# Model Y switched to iPhone 13



## TTrahant

I recently switched to Iphone 13 now it will not connect fully to my tesla Bluetooth is sporadic, sometimes my phone works on bluetooths others it doesnt. I consistently have to use the key card to get going, and I think I am missing software updates because it is not connected propertly. I have tried to disconnect and reconnect my bluetooth which is recommended and that has not solved the issue. Did anyone else have this issue and what did they do?


----------



## GDN

This is hard to say. If all worked will with your previous phone I'd say the new phone is the issue. However, if you know it all works and you've tested phone setup, you may want to check with Tesla. Especially if you aren't getting wifi connectivity for updates. You phone connects via BT for unlocking and starting and the car connects via Wifi for updates. There are different antennas for those purposes. Something bigger could have gone wrong, open a service ticket on your phone app.


----------



## garsh

Follow these directions completely:


NR4P said:


> As an owner for two years and have both iOS and Android phones, I experienced great success with the BT unlock feature and over time, degraded performance. Meaning it wouldn't work without lighting up the phone or launching the App. From 100% effective to 20% effective over time.
> 
> I found a way into Tesla HQ and have their attention. Engineering has an investigation open.
> For anyone with this issue on an Android or iPhone here's what they suggest we try.
> 
> Delete Phone Key parings in vehicle
> Delete the Tesla app
> Re-download the Tesla app
> Re-pair your phone as a key
> I have 2 phones where I did this (one is 3 years old) and one where I have not for comparison.
> The 2 phones are perfect, again. Even in my pockets.
> 
> This could explain why if you get a new phone, everything is perfect.
> 
> Let's track any degradation over time. Chime in with success or failure and as the weeks and months go on, lets see what happens. I can provide feedback to the mother ship.
> 
> Disclaimer: Your body can still affect performance. If you have one of those bodies and removing the phone and holding it solves your problem, the above probably won't help you.


----------



## TrevP

garsh said:


> Follow these directions completely:


I've found it important to ensure you delete the app from your phone and reinstalling it. Not sure about Android but on iOS each app contains it's own settings and documents which are sandboxed and data is not stored outside of itself so deleting the app blows away all the settings, tokens etc... Simply updating the app isn't good enough, that only updates the app binary, not the stored data.


----------



## jdcollins5

TTrahant said:


> I recently switched to Iphone 13 now it will not connect fully to my tesla Bluetooth is sporadic, sometimes my phone works on bluetooths others it doesnt. I consistently have to use the key card to get going, and I think I am missing software updates because it is not connected propertly. I have tried to disconnect and reconnect my bluetooth which is recommended and that has not solved the issue. Did anyone else have this issue and what did they do?

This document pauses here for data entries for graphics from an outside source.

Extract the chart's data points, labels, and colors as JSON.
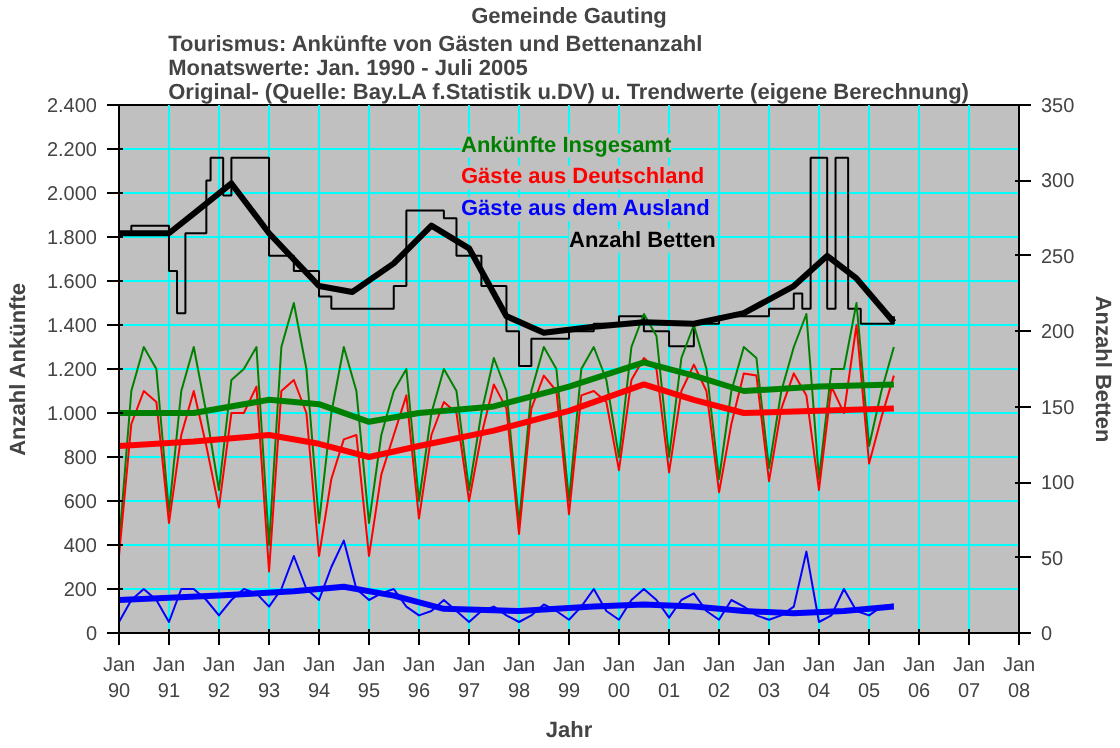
{
  "chart_data": {
    "type": "line",
    "title": "Gemeinde Gauting",
    "subtitle": "Tourismus: Ankünfte von Gästen und Bettenanzahl\nMonatswerte: Jan. 1990 - Juli 2005\nOriginal- (Quelle: Bay.LA f.Statistik u.DV) u. Trendwerte (eigene Berechnung)",
    "xlabel": "Jahr",
    "ylabel": "Anzahl Ankünfte",
    "y2label": "Anzahl Betten",
    "legend": false,
    "grid": true,
    "xlim": [
      "1990-01",
      "2008-01"
    ],
    "xticks": [
      {
        "value": "1990-01",
        "label": "Jan\n90"
      },
      {
        "value": "1991-01",
        "label": "Jan\n91"
      },
      {
        "value": "1992-01",
        "label": "Jan\n92"
      },
      {
        "value": "1993-01",
        "label": "Jan\n93"
      },
      {
        "value": "1994-01",
        "label": "Jan\n94"
      },
      {
        "value": "1995-01",
        "label": "Jan\n95"
      },
      {
        "value": "1996-01",
        "label": "Jan\n96"
      },
      {
        "value": "1997-01",
        "label": "Jan\n97"
      },
      {
        "value": "1998-01",
        "label": "Jan\n98"
      },
      {
        "value": "1999-01",
        "label": "Jan\n99"
      },
      {
        "value": "2000-01",
        "label": "Jan\n00"
      },
      {
        "value": "2001-01",
        "label": "Jan\n01"
      },
      {
        "value": "2002-01",
        "label": "Jan\n02"
      },
      {
        "value": "2003-01",
        "label": "Jan\n03"
      },
      {
        "value": "2004-01",
        "label": "Jan\n04"
      },
      {
        "value": "2005-01",
        "label": "Jan\n05"
      },
      {
        "value": "2006-01",
        "label": "Jan\n06"
      },
      {
        "value": "2007-01",
        "label": "Jan\n07"
      },
      {
        "value": "2008-01",
        "label": "Jan\n08"
      }
    ],
    "ylim": [
      0,
      2400
    ],
    "yticks": [
      0,
      200,
      400,
      600,
      800,
      {
        "value": 1000,
        "label": "1.000"
      },
      {
        "value": 1200,
        "label": "1.200"
      },
      {
        "value": 1400,
        "label": "1.400"
      },
      {
        "value": 1600,
        "label": "1.600"
      },
      {
        "value": 1800,
        "label": "1.800"
      },
      {
        "value": 2000,
        "label": "2.000"
      },
      {
        "value": 2200,
        "label": "2.200"
      },
      {
        "value": 2400,
        "label": "2.400"
      }
    ],
    "y2lim": [
      0,
      350
    ],
    "y2ticks": [
      0,
      50,
      100,
      150,
      200,
      250,
      300,
      350
    ],
    "series": [
      {
        "name": "Anzahl Betten",
        "type": "step",
        "axis": "y2",
        "color": "#000000",
        "x": [
          "1990-01",
          "1990-04",
          "1991-01",
          "1991-03",
          "1991-05",
          "1991-10",
          "1991-11",
          "1992-02",
          "1992-04",
          "1993-01",
          "1993-07",
          "1994-01",
          "1994-04",
          "1995-01",
          "1995-07",
          "1995-10",
          "1996-07",
          "1996-10",
          "1997-04",
          "1997-10",
          "1998-01",
          "1998-04",
          "1999-01",
          "1999-07",
          "2000-01",
          "2000-07",
          "2001-01",
          "2001-07",
          "2002-01",
          "2002-07",
          "2003-01",
          "2003-07",
          "2003-09",
          "2003-11",
          "2004-03",
          "2004-05",
          "2004-08",
          "2004-11",
          "2005-07"
        ],
        "values": [
          265,
          270,
          240,
          212,
          265,
          300,
          315,
          290,
          315,
          250,
          240,
          223,
          215,
          215,
          230,
          280,
          275,
          250,
          230,
          200,
          177,
          195,
          200,
          205,
          210,
          200,
          190,
          205,
          210,
          210,
          215,
          225,
          215,
          315,
          215,
          315,
          215,
          205,
          210
        ]
      },
      {
        "name": "Ankünfte Insgesamt",
        "color": "#008000",
        "x": [
          "1990-01",
          "1990-04",
          "1990-07",
          "1990-10",
          "1991-01",
          "1991-04",
          "1991-07",
          "1991-10",
          "1992-01",
          "1992-04",
          "1992-07",
          "1992-10",
          "1993-01",
          "1993-04",
          "1993-07",
          "1993-10",
          "1994-01",
          "1994-04",
          "1994-07",
          "1994-10",
          "1995-01",
          "1995-04",
          "1995-07",
          "1995-10",
          "1996-01",
          "1996-04",
          "1996-07",
          "1996-10",
          "1997-01",
          "1997-04",
          "1997-07",
          "1997-10",
          "1998-01",
          "1998-04",
          "1998-07",
          "1998-10",
          "1999-01",
          "1999-04",
          "1999-07",
          "1999-10",
          "2000-01",
          "2000-04",
          "2000-07",
          "2000-10",
          "2001-01",
          "2001-04",
          "2001-07",
          "2001-10",
          "2002-01",
          "2002-04",
          "2002-07",
          "2002-10",
          "2003-01",
          "2003-04",
          "2003-07",
          "2003-10",
          "2004-01",
          "2004-04",
          "2004-07",
          "2004-10",
          "2005-01",
          "2005-04",
          "2005-07"
        ],
        "values": [
          400,
          1100,
          1300,
          1200,
          550,
          1100,
          1300,
          1000,
          650,
          1150,
          1200,
          1300,
          400,
          1300,
          1500,
          1200,
          500,
          1000,
          1300,
          1100,
          500,
          900,
          1100,
          1200,
          600,
          1000,
          1200,
          1100,
          650,
          1000,
          1250,
          1100,
          500,
          1100,
          1300,
          1200,
          600,
          1200,
          1300,
          1150,
          800,
          1300,
          1450,
          1350,
          800,
          1250,
          1400,
          1200,
          700,
          1100,
          1300,
          1250,
          750,
          1100,
          1300,
          1450,
          700,
          1200,
          1200,
          1500,
          850,
          1100,
          1300
        ]
      },
      {
        "name": "Gäste aus Deutschland",
        "color": "#ff0000",
        "x": [
          "1990-01",
          "1990-04",
          "1990-07",
          "1990-10",
          "1991-01",
          "1991-04",
          "1991-07",
          "1991-10",
          "1992-01",
          "1992-04",
          "1992-07",
          "1992-10",
          "1993-01",
          "1993-04",
          "1993-07",
          "1993-10",
          "1994-01",
          "1994-04",
          "1994-07",
          "1994-10",
          "1995-01",
          "1995-04",
          "1995-07",
          "1995-10",
          "1996-01",
          "1996-04",
          "1996-07",
          "1996-10",
          "1997-01",
          "1997-04",
          "1997-07",
          "1997-10",
          "1998-01",
          "1998-04",
          "1998-07",
          "1998-10",
          "1999-01",
          "1999-04",
          "1999-07",
          "1999-10",
          "2000-01",
          "2000-04",
          "2000-07",
          "2000-10",
          "2001-01",
          "2001-04",
          "2001-07",
          "2001-10",
          "2002-01",
          "2002-04",
          "2002-07",
          "2002-10",
          "2003-01",
          "2003-04",
          "2003-07",
          "2003-10",
          "2004-01",
          "2004-04",
          "2004-07",
          "2004-10",
          "2005-01",
          "2005-04",
          "2005-07"
        ],
        "values": [
          350,
          950,
          1100,
          1050,
          500,
          900,
          1100,
          850,
          570,
          1000,
          1000,
          1120,
          280,
          1100,
          1150,
          1000,
          350,
          700,
          880,
          900,
          350,
          720,
          900,
          1080,
          520,
          900,
          1050,
          1000,
          600,
          900,
          1130,
          1020,
          450,
          1020,
          1170,
          1100,
          540,
          1080,
          1100,
          1050,
          740,
          1150,
          1250,
          1200,
          730,
          1100,
          1220,
          1100,
          640,
          950,
          1180,
          1170,
          690,
          1020,
          1180,
          1080,
          650,
          1120,
          1000,
          1400,
          770,
          980,
          1170
        ]
      },
      {
        "name": "Gäste aus dem Ausland",
        "color": "#0000ff",
        "x": [
          "1990-01",
          "1990-04",
          "1990-07",
          "1990-10",
          "1991-01",
          "1991-04",
          "1991-07",
          "1991-10",
          "1992-01",
          "1992-04",
          "1992-07",
          "1992-10",
          "1993-01",
          "1993-04",
          "1993-07",
          "1993-10",
          "1994-01",
          "1994-04",
          "1994-07",
          "1994-10",
          "1995-01",
          "1995-04",
          "1995-07",
          "1995-10",
          "1996-01",
          "1996-04",
          "1996-07",
          "1996-10",
          "1997-01",
          "1997-04",
          "1997-07",
          "1997-10",
          "1998-01",
          "1998-04",
          "1998-07",
          "1998-10",
          "1999-01",
          "1999-04",
          "1999-07",
          "1999-10",
          "2000-01",
          "2000-04",
          "2000-07",
          "2000-10",
          "2001-01",
          "2001-04",
          "2001-07",
          "2001-10",
          "2002-01",
          "2002-04",
          "2002-07",
          "2002-10",
          "2003-01",
          "2003-04",
          "2003-07",
          "2003-10",
          "2004-01",
          "2004-04",
          "2004-07",
          "2004-10",
          "2005-01",
          "2005-04",
          "2005-07"
        ],
        "values": [
          50,
          150,
          200,
          150,
          50,
          200,
          200,
          150,
          80,
          150,
          200,
          180,
          120,
          200,
          350,
          200,
          150,
          300,
          420,
          200,
          150,
          180,
          200,
          120,
          80,
          100,
          150,
          100,
          50,
          100,
          120,
          80,
          50,
          80,
          130,
          100,
          60,
          120,
          200,
          100,
          60,
          150,
          200,
          150,
          70,
          150,
          180,
          100,
          60,
          150,
          120,
          80,
          60,
          80,
          120,
          370,
          50,
          80,
          200,
          100,
          80,
          120,
          130
        ]
      },
      {
        "color": "#000000",
        "axis": "y2",
        "x": [
          "1990-01",
          "1991-01",
          "1991-07",
          "1992-04",
          "1993-01",
          "1994-01",
          "1994-09",
          "1995-07",
          "1996-04",
          "1997-01",
          "1997-10",
          "1998-07",
          "1999-07",
          "2000-07",
          "2001-07",
          "2002-07",
          "2003-07",
          "2004-03",
          "2004-10",
          "2005-07"
        ],
        "values": [
          265,
          265,
          278,
          298,
          265,
          230,
          226,
          245,
          270,
          255,
          210,
          199,
          203,
          206,
          205,
          212,
          230,
          250,
          235,
          206
        ]
      },
      {
        "color": "#008000",
        "x": [
          "1990-01",
          "1991-07",
          "1993-01",
          "1994-01",
          "1995-01",
          "1996-01",
          "1997-07",
          "1999-01",
          "2000-07",
          "2001-07",
          "2002-07",
          "2004-01",
          "2005-07"
        ],
        "values": [
          1000,
          1000,
          1060,
          1040,
          960,
          1000,
          1030,
          1120,
          1230,
          1170,
          1100,
          1120,
          1130
        ]
      },
      {
        "color": "#ff0000",
        "x": [
          "1990-01",
          "1991-07",
          "1993-01",
          "1994-01",
          "1995-01",
          "1996-01",
          "1997-07",
          "1999-01",
          "2000-07",
          "2001-07",
          "2002-07",
          "2004-01",
          "2005-07"
        ],
        "values": [
          850,
          870,
          900,
          860,
          800,
          850,
          920,
          1010,
          1130,
          1060,
          1000,
          1010,
          1020
        ]
      },
      {
        "color": "#0000ff",
        "x": [
          "1990-01",
          "1992-01",
          "1993-07",
          "1994-07",
          "1995-07",
          "1996-07",
          "1998-01",
          "1999-07",
          "2000-07",
          "2001-07",
          "2002-07",
          "2003-07",
          "2004-07",
          "2005-07"
        ],
        "values": [
          150,
          170,
          190,
          210,
          170,
          110,
          100,
          120,
          130,
          120,
          100,
          90,
          100,
          120
        ]
      }
    ]
  }
}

I recently upgraded my wife's phone to an iPhone 13 and changed her Phone Key. The only problem I had was her intermittently having to open the app before unlocking.

What I found out was that in the past, iPhones default for Background App Refresh was off for all apps and you had to manually select ON. With both my new 12 and her 13, the default for BAR is ON for all apps and you have to manually select OFF! I have no explanation why they made this dumb move!

After turning all unnecessary apps OFF except Tesla, her Phone Key has worked perfectly.


----------



## msjulie

So curious, mine always works to unlock (iPhone, Tesla app allowed to use location and background processing)

Where it sometimes requires prodding and only sometimes, is actually connecting inside the car to play music.


----------



## Tony Rigano

I recently got a new phone (android), it will work the doors and stuff but the phone does not hook up to the Bluetooth. Could this be a function of ATT dropping the 3G? And if so, who would I look to to remedy this?


----------



## garsh

Tony Rigano said:


> I recently got a new phone (android), it will work the doors and stuff but the phone does not hook up to the Bluetooth.


As far as the car is concerned, your phone is actually two completely different devices.

It's a key. You've already configured this part.
It's a streaming bluetooth device. It sounds like you haven't configured this part yet.
You can find the instructions for pairing a phone here:
https://www.tesla.com/ownersmanual/...EA9-CBE5-4474-880E-3EF4992002DF.html#D1E12436


----------